文字言語は「記す」機能により、音声言語に影響を与え何らかの作用を及ぼすが、自身は保守的に言語規範の形成に寄与するため、両者は緊張関係にあると言える。(…B)

❸ AとBを足す
→ Bの音声言語の部分にAを入れてみよう。

すると、

文字言語は記す機能により、それ自身で意味と表現を示す音声言語に影響を与え形や存在に何らかの作用を及ぼすが、自身は変化を好まず規範の形成に寄与することを望むことから、両者は緊張関係にあると言える。(97字)

今日は震えるほど字数の感覚が良い(笑)

【答え】文字言語は記す機能により、それ自身で意味と表現を示す音声言語に影響を与え、形や存在に何らかの作用を及ぼすが、自身は変化を好まず規範の形成に寄与することを望むことから、両者は緊張関係にあると言える。
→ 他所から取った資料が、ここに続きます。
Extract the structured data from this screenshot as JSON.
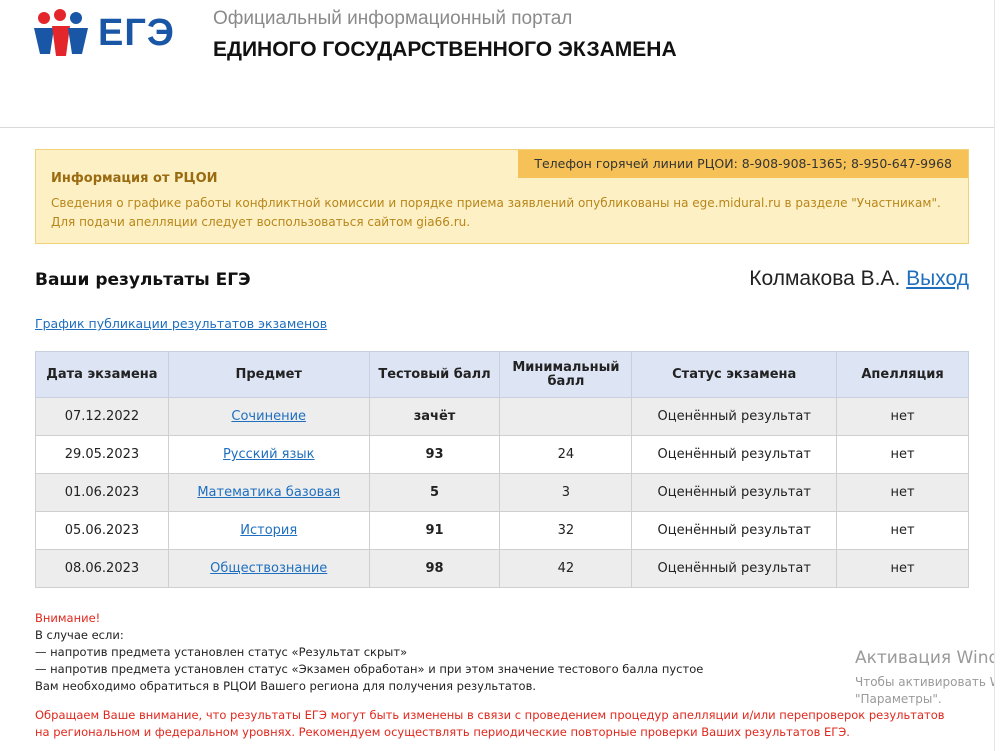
{
  "header": {
    "logo_text": "ЕГЭ",
    "portal_line1": "Официальный информационный портал",
    "portal_line2": "ЕДИНОГО ГОСУДАРСТВЕННОГО ЭКЗАМЕНА"
  },
  "info": {
    "hotline": "Телефон горячей линии РЦОИ: 8-908-908-1365; 8-950-647-9968",
    "title": "Информация от РЦОИ",
    "text1": "Сведения о графике работы конфликтной комиссии и порядке приема заявлений опубликованы на ege.midural.ru в разделе \"Участникам\".",
    "text2": "Для подачи апелляции следует воспользоваться сайтом gia66.ru."
  },
  "results": {
    "title": "Ваши результаты ЕГЭ",
    "user_name": "Колмакова В.А.",
    "logout": "Выход",
    "schedule_link": "График публикации результатов экзаменов",
    "columns": [
      "Дата экзамена",
      "Предмет",
      "Тестовый балл",
      "Минимальный балл",
      "Статус экзамена",
      "Апелляция"
    ],
    "rows": [
      {
        "date": "07.12.2022",
        "subject": "Сочинение",
        "score": "зачёт",
        "min": "",
        "status": "Оценённый результат",
        "appeal": "нет"
      },
      {
        "date": "29.05.2023",
        "subject": "Русский язык",
        "score": "93",
        "min": "24",
        "status": "Оценённый результат",
        "appeal": "нет"
      },
      {
        "date": "01.06.2023",
        "subject": "Математика базовая",
        "score": "5",
        "min": "3",
        "status": "Оценённый результат",
        "appeal": "нет"
      },
      {
        "date": "05.06.2023",
        "subject": "История",
        "score": "91",
        "min": "32",
        "status": "Оценённый результат",
        "appeal": "нет"
      },
      {
        "date": "08.06.2023",
        "subject": "Обществознание",
        "score": "98",
        "min": "42",
        "status": "Оценённый результат",
        "appeal": "нет"
      }
    ]
  },
  "notes": {
    "attention": "Внимание!",
    "line1": "В случае если:",
    "line2": "— напротив предмета установлен статус «Результат скрыт»",
    "line3": "— напротив предмета установлен статус «Экзамен обработан» и при этом значение тестового балла пустое",
    "line4": "Вам необходимо обратиться в РЦОИ Вашего региона для получения результатов.",
    "bottom1": "Обращаем Ваше внимание, что результаты ЕГЭ могут быть изменены в связи с проведением процедур апелляции и/или перепроверок результатов",
    "bottom2": "на региональном и федеральном уровнях. Рекомендуем осуществлять периодические повторные проверки Ваших результатов ЕГЭ."
  },
  "activation": {
    "title": "Активация Windows",
    "line1": "Чтобы активировать Windows, перейдите в раздел",
    "line2": "\"Параметры\"."
  }
}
(98字)
<採点基準>
⑴ 音声言語について
・ 「意味と表現を示すもの」への言及
・ 「形や存在に作用が及ぶこと」への言及
⑵ 文字言語について
・ 「記す」機能を持つ ことへの言及
・ 「保守的性格」への言及
・ 「規範の形成」への言及
⑶ 関係性
・「緊張関係」への言及

以上です!また来週!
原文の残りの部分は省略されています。